Le Pen and RN President Jordan Bardella have already begun meetings with their allies around Europe in the hopes of cobbling together a sizeable bloc in the next EU parliament. In late November, for example, Le Pen gave a joint press conference with Andre Ventura, president of the Portuguese far-right party, Chega (“Enough”) during an event hosting several leaders of European far-right political parties in Lisbon.
These right-wing, populist parties are taking advantage of what Camus called a “’clash of civilisations’ atmosphere that we now see in Europe, with the issue of immigration, but also that of Islam being on the agenda of many parties, including mainstream conservatives”.
What has centrist and pro-European politicians in France concerned about for June and beyond is the fact that the RN is well-positioned to use the rise in violence and hate crimes that have followed the Israel-Hamas war to win support from new swaths of the electorate.
The more than 1,760 anti-Semitic incidents that have been reported in France between the start of the year and November 14 – four times the number reported throughout the whole of last year – have rattled the French Jewish community, Europe’s largest.

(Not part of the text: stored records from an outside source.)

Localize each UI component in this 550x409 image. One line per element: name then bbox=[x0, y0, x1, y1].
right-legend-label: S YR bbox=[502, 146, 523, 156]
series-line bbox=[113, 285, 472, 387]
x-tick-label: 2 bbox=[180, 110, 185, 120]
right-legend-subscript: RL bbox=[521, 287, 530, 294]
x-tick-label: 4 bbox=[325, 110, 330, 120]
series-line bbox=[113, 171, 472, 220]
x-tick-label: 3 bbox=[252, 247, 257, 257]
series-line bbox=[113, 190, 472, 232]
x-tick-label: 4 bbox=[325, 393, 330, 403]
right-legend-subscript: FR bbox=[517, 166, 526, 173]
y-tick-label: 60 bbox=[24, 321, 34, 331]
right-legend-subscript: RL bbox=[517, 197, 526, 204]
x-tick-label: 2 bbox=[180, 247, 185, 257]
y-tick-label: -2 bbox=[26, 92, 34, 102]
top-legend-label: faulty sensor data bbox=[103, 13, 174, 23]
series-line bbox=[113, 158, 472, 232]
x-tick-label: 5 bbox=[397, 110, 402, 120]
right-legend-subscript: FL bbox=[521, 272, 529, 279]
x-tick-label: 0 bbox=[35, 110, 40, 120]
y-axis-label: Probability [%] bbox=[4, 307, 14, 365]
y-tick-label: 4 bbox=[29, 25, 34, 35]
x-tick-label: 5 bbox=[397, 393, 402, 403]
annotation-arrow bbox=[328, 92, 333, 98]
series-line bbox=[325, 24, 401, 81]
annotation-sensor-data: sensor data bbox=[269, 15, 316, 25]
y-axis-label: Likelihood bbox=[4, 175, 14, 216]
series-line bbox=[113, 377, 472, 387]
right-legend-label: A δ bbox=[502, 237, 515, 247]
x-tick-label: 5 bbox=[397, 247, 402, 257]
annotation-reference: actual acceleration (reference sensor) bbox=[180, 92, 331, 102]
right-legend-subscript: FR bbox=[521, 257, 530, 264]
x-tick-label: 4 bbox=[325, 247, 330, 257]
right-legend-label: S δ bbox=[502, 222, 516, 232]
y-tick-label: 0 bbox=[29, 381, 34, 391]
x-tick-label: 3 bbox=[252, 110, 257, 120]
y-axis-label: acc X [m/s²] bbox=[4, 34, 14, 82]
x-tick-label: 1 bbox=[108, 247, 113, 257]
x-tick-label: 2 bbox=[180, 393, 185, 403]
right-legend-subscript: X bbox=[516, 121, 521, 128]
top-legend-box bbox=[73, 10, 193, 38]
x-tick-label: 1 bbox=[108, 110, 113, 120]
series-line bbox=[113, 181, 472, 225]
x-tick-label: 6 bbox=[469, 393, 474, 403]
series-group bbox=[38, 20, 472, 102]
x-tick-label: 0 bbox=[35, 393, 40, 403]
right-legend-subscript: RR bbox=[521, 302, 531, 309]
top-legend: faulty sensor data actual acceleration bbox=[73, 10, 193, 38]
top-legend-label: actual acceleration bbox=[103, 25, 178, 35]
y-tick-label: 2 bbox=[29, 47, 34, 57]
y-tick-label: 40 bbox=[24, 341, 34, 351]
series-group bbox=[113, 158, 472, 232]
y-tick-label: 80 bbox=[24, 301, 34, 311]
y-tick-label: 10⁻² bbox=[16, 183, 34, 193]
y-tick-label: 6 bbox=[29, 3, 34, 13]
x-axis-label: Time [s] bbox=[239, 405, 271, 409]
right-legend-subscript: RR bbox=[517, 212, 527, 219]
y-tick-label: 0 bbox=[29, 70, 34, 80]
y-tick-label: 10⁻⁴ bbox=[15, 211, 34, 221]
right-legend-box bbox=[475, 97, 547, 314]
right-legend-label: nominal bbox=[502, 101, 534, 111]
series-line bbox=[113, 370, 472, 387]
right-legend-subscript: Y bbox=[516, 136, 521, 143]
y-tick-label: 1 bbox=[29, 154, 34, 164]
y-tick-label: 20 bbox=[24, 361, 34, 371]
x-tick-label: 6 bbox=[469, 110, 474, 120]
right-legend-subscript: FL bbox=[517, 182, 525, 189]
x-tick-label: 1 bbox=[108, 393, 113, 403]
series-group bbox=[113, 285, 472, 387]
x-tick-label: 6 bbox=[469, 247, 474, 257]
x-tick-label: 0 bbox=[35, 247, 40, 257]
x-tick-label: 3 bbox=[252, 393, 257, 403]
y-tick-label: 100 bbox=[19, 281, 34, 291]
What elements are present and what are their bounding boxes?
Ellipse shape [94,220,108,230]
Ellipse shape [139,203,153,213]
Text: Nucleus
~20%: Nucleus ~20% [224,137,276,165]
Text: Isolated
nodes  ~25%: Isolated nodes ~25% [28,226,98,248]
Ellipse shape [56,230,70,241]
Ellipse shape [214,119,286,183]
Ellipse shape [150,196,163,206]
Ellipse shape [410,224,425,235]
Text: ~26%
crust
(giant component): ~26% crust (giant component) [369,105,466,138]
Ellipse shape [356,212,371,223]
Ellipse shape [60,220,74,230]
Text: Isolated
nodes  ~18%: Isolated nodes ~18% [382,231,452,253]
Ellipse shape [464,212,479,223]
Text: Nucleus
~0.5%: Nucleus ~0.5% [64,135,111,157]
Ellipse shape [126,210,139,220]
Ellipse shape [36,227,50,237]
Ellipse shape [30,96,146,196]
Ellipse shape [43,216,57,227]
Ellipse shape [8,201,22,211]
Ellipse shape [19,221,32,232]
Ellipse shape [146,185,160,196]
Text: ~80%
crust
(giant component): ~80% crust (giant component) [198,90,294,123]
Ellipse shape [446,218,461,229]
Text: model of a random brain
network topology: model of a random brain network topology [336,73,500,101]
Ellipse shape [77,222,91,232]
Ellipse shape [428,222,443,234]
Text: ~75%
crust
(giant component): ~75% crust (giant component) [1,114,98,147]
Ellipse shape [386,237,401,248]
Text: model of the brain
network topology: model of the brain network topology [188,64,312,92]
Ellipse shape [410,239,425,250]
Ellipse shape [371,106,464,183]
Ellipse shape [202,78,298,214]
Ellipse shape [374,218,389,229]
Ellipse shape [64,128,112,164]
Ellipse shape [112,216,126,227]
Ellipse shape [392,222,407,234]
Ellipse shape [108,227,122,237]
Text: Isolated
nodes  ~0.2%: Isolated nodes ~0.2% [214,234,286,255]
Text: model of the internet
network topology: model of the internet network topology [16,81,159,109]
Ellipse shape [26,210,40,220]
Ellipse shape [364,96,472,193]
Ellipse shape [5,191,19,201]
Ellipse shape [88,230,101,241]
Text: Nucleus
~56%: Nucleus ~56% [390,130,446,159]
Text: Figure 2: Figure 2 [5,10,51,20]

Despite her party’s history, Le Pen has attempted to court their support by loudly denouncing anti-Semitism.
“The idea that French Jews live in fear in their country is inexcusable and deeply anti-French,” Le Pen said in an interview before participating in a 100,000-plus person march against anti-Semitism in mid-November.
“For many Jewish voters in France, Islam and Islamic terrorism in particular are seen as a very, very strong threat and very, very dangerous phenomenon,” said Ivaldi, the professor at Sciences-Po. “Some Jewish voters might be tempted to vote for the far right, because they might see the far right as some sort of protection against the threat of Islamic terrorism.”
A series of violent attacks on civilians, including the fatal stabbings of a 26-year-old German tourist in Paris earlier this month and of a 16-year-old boy at a school dance in the rural French town of Crepol in November, have also provided fodder for extremist politicians eager to present Islam as “violent” or “incompatible” with French values.
Le Pen herself claimed that the teenager, a boy named Thomas who was killed at the school dance, was a victim of a “razzia”- a reference to hostile raids carried out in the Arab and Muslim world centuries ago, sometimes for ethnic or religious cleansing purposes – despite a lack of proof. Though several people have been detained over that crime, investigators have not released their identities nor clearly established a motive for it.
Ten years ago, Le Pen’s comments might have been brushed off as bluster. But the far-right media has given her what the French call a “sounding board”. Tragedies like Thomas’s killing now seem to many French citizens signs of a dangerously fractured society.
A survey by French pollster Elabe carried out following Thomas’s killing showed that 91 percent of French people were worried about violence and confrontation between social groups.
Some 83 percent of respondents agreed with the following belief expressed by Gerald Collomb, the longtime mayor of Lyon and former interior minister who died in late November: “Today, we live side by side. I fear that tomorrow we’ll live face to face.”